June 30th, 2007 at 10:16 pm
Wait, they have GPS systems specifically for bikes? I may have to head down to REI tomorrow!
(I might need a bike first, though.)
June 30th, 2007 at 10:25 pm
They must have them specially designed for bikes. Why not?
And if not, you can just put it in the basket up front.
June 30th, 2007 at 10:32 pm
Of course they do.
And add another $20-$30 to mount the thing. What a bargain!
July 1st, 2007 at 12:45 am
But do they have them for your Segway?
July 1st, 2007 at 1:44 am
Of course you get one when you buy a Segway.
July 1st, 2007 at 2:03 am
Frankly, I still don’t see any reason not to just carry a real laptop around. It would even be Windows based. =)

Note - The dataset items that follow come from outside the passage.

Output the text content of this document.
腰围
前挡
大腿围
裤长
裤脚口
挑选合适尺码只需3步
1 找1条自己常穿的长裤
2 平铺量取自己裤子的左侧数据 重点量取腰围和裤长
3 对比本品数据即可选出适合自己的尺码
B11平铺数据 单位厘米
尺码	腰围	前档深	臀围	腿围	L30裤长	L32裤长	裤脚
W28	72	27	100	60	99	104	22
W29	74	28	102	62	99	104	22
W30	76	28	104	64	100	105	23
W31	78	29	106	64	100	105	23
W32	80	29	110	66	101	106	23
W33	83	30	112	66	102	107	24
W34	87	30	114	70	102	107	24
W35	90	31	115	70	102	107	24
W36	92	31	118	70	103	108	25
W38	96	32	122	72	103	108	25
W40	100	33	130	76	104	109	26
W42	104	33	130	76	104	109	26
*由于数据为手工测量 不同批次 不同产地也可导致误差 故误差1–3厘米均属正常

Phones are for talking. If you honestly can’t just borrow a cell phone from the nearest passerby, why not just get the oldest one you can still find that makes calls? If I ever have to get one, I’m finding the most generic real ringing noise I can get, and in my house, I’ll have a corded old school phone that I can slam down when I hang up and that makes loud obnoxious rings.
I think my hate of Apple comes from my jealousy of Final Cut Pro. I hate Womble. I finally finished the last cut in my Enemy at the Gates edit, and just one little audio fix took me two hours, because I had to deal with such terrible software. The Apple ][ was cool too.
July 1st, 2007 at 2:10 am
My laptop weighs 9 pounds. It also doesn’t fit into my pocket. Or make calls. Or connect to worldwide networks without wi-fi.
I had an old phone. This one is prettier. And it rings like an old phone.
July 1st, 2007 at 12:35 pm
I’m not saying it’s entirely useless (that’s why you got one), but I am saying I personally would have no use for it. I can borrow phones and go without the internet long enough to stay on Windows and not deal with anyone but my friend QWERTY.
July 1st, 2007 at 6:34 pm
I was in a lunch place the other day and some kid came up to me and asked if I had a phone he could borrow. I looked at him like he was crazy and said, “No.”
He then asked everyone else in the restaurant, and got no phone.
Kids these days.
August 14th, 2007 at 8:14 pm
> Phones are for talking.
No, they are devices to be used for as many tasks as they can handle. Why would you carry a laptop if you could carry something ten times smaller and lighter?
> I’m not saying it’s entirely useless (that’s why you got one),
> but I am saying I personally would have no use for it.
So what? I assume you are a student or something, because a PDA/phone is pretty much an essential business tool for many people (and why the iPhone currently fails as a device for professionals) but don’t presume that your situation is somehow applicable to adults.